When the Jews come to Jesus, they speak up for the centurion, telling the Lord that the centurion loves Israel and built their synagogue, demonstrating tenderness and humility toward Israel. As Jesus approaches this man’s home, the centurion comes out and displays another layer of humility. While he believes Jesus can heal his servant, he doesn’t feel worthy to have Jesus in his home (as Gentile homes were considered unclean). Instead, he encourages Jesus to simply command the illness to leave. 

This acknowledgment of unworthiness and the belief that Jesus could heal his servant by simply exercising His authority demonstrated the centurion’s faith. 

Jesus’ amazement at the centurion 

One of the most fascinating details in Luke’s account is Jesus’ response to the centurion. Luke tells us that Jesus was “amazed” at his words. The Greek word translated as amazed is thaumazó. It’s also translated throughout the New Testament as marveled and wondered. It’s the reaction one has when something catches their attention and makes them ponder its significance. 

Jesus turned to the crowd and announced that He had not seen this kind of faith in Israel. This was a significant proclamation. It foreshadowed the acceptance of the Gentiles into God’s kingdom. Paul explains this in Galatians 3:

So again I ask, does God give you his Spirit and work miracles among you by the works of the law, or by your believing what you heard? So also Abraham “believed God, and it was credited to him as righteousness.”

Understand, then, that those who have faith are children of Abraham. Scripture foresaw that God would justify the Gentiles by faith, and announced the gospel in advance to Abraham: “All nations will be blessed through you.” So those who rely on faith are blessed along with Abraham, the man of faith (Galatians 3:5–9, emphasis added).

The centurion demonstrated the kind of faith that made him a child of Abraham, even though he was a Gentile soldier occupying the land of Abraham.

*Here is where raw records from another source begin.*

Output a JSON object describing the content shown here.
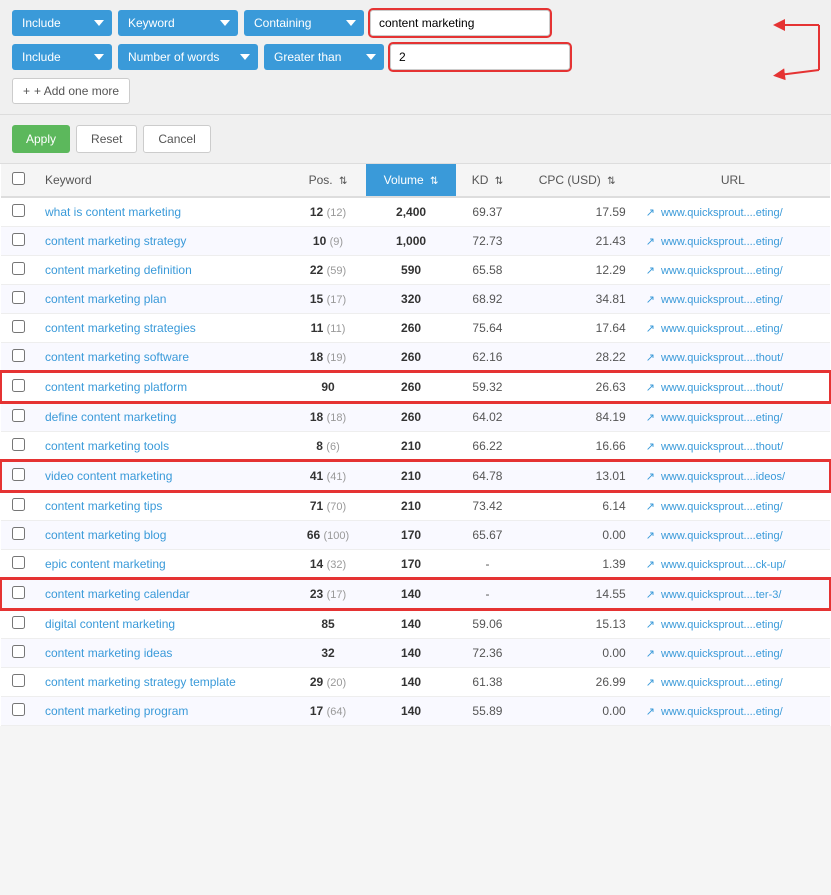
{
  "filters": {
    "row1": {
      "include_label": "Include",
      "keyword_label": "Keyword",
      "containing_label": "Containing",
      "text_value": "content marketing"
    },
    "row2": {
      "include_label": "Include",
      "number_of_words_label": "Number of words",
      "greater_than_label": "Greater than",
      "number_value": "2"
    },
    "add_button": "+ Add one more",
    "apply_button": "Apply",
    "reset_button": "Reset",
    "cancel_button": "Cancel"
  },
  "table": {
    "columns": [
      "",
      "Keyword",
      "Pos.",
      "Volume",
      "KD",
      "CPC (USD)",
      "URL"
    ],
    "rows": [
      {
        "keyword": "what is content marketing",
        "pos": "12",
        "pos_sub": "(12)",
        "volume": "2,400",
        "kd": "69.37",
        "cpc": "17.59",
        "url": "www.quicksprout....eting/",
        "highlighted": false
      },
      {
        "keyword": "content marketing strategy",
        "pos": "10",
        "pos_sub": "(9)",
        "volume": "1,000",
        "kd": "72.73",
        "cpc": "21.43",
        "url": "www.quicksprout....eting/",
        "highlighted": false
      },
      {
        "keyword": "content marketing definition",
        "pos": "22",
        "pos_sub": "(59)",
        "volume": "590",
        "kd": "65.58",
        "cpc": "12.29",
        "url": "www.quicksprout....eting/",
        "highlighted": false
      },
      {
        "keyword": "content marketing plan",
        "pos": "15",
        "pos_sub": "(17)",
        "volume": "320",
        "kd": "68.92",
        "cpc": "34.81",
        "url": "www.quicksprout....eting/",
        "highlighted": false
      },
      {
        "keyword": "content marketing strategies",
        "pos": "11",
        "pos_sub": "(11)",
        "volume": "260",
        "kd": "75.64",
        "cpc": "17.64",
        "url": "www.quicksprout....eting/",
        "highlighted": false
      },
      {
        "keyword": "content marketing software",
        "pos": "18",
        "pos_sub": "(19)",
        "volume": "260",
        "kd": "62.16",
        "cpc": "28.22",
        "url": "www.quicksprout....thout/",
        "highlighted": false
      },
      {
        "keyword": "content marketing platform",
        "pos": "90",
        "pos_sub": "",
        "volume": "260",
        "kd": "59.32",
        "cpc": "26.63",
        "url": "www.quicksprout....thout/",
        "highlighted": true
      },
      {
        "keyword": "define content marketing",
        "pos": "18",
        "pos_sub": "(18)",
        "volume": "260",
        "kd": "64.02",
        "cpc": "84.19",
        "url": "www.quicksprout....eting/",
        "highlighted": false
      },
      {
        "keyword": "content marketing tools",
        "pos": "8",
        "pos_sub": "(6)",
        "volume": "210",
        "kd": "66.22",
        "cpc": "16.66",
        "url": "www.quicksprout....thout/",
        "highlighted": false
      },
      {
        "keyword": "video content marketing",
        "pos": "41",
        "pos_sub": "(41)",
        "volume": "210",
        "kd": "64.78",
        "cpc": "13.01",
        "url": "www.quicksprout....ideos/",
        "highlighted": true
      },
      {
        "keyword": "content marketing tips",
        "pos": "71",
        "pos_sub": "(70)",
        "volume": "210",
        "kd": "73.42",
        "cpc": "6.14",
        "url": "www.quicksprout....eting/",
        "highlighted": false
      },
      {
        "keyword": "content marketing blog",
        "pos": "66",
        "pos_sub": "(100)",
        "volume": "170",
        "kd": "65.67",
        "cpc": "0.00",
        "url": "www.quicksprout....eting/",
        "highlighted": false
      },
      {
        "keyword": "epic content marketing",
        "pos": "14",
        "pos_sub": "(32)",
        "volume": "170",
        "kd": "-",
        "cpc": "1.39",
        "url": "www.quicksprout....ck-up/",
        "highlighted": false
      },
      {
        "keyword": "content marketing calendar",
        "pos": "23",
        "pos_sub": "(17)",
        "volume": "140",
        "kd": "-",
        "cpc": "14.55",
        "url": "www.quicksprout....ter-3/",
        "highlighted": true
      },
      {
        "keyword": "digital content marketing",
        "pos": "85",
        "pos_sub": "",
        "volume": "140",
        "kd": "59.06",
        "cpc": "15.13",
        "url": "www.quicksprout....eting/",
        "highlighted": false
      },
      {
        "keyword": "content marketing ideas",
        "pos": "32",
        "pos_sub": "",
        "volume": "140",
        "kd": "72.36",
        "cpc": "0.00",
        "url": "www.quicksprout....eting/",
        "highlighted": false
      },
      {
        "keyword": "content marketing strategy template",
        "pos": "29",
        "pos_sub": "(20)",
        "volume": "140",
        "kd": "61.38",
        "cpc": "26.99",
        "url": "www.quicksprout....eting/",
        "highlighted": false
      },
      {
        "keyword": "content marketing program",
        "pos": "17",
        "pos_sub": "(64)",
        "volume": "140",
        "kd": "55.89",
        "cpc": "0.00",
        "url": "www.quicksprout....eting/",
        "highlighted": false
      }
    ]
  },
  "icons": {
    "external_link": "↗",
    "sort_asc_desc": "⇅",
    "sort_active": "⇅",
    "plus": "+"
  }
}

And so, Jesus responded to the centurion “Go! Let it be done just as you believed it would” (Matthew 8:13) and healed the servant right then and there.

Lessons from a Roman centurion

The story of the Centurion’s servant provides valuable lessons for us today. 

First, it demonstrates how faith transcends cultural, social and religious boundaries. The centurion’s unwavering belief teaches us that one’s position in society or religious background does not have to hinder genuine faith.

It also emphasizes the importance of humility. Despite his esteemed position, the centurion recognizes his own unworthiness and approaches Jesus with humility and reverence. Humility opens the door to deeper faith and an intimate connection with God.

The healing of the Centurion’s servant remains a powerful testament to the transformative power of faith and the boundless compassion of Jesus. It challenges us to examine our own faith, inviting us to approach God with humility, trust and the expectation that Jesus can and will reach into our lives. Furthermore, it encourages us to embrace a spirit of inclusivity, recognizing that genuine faith can be found in unexpected places and among unlikely individuals.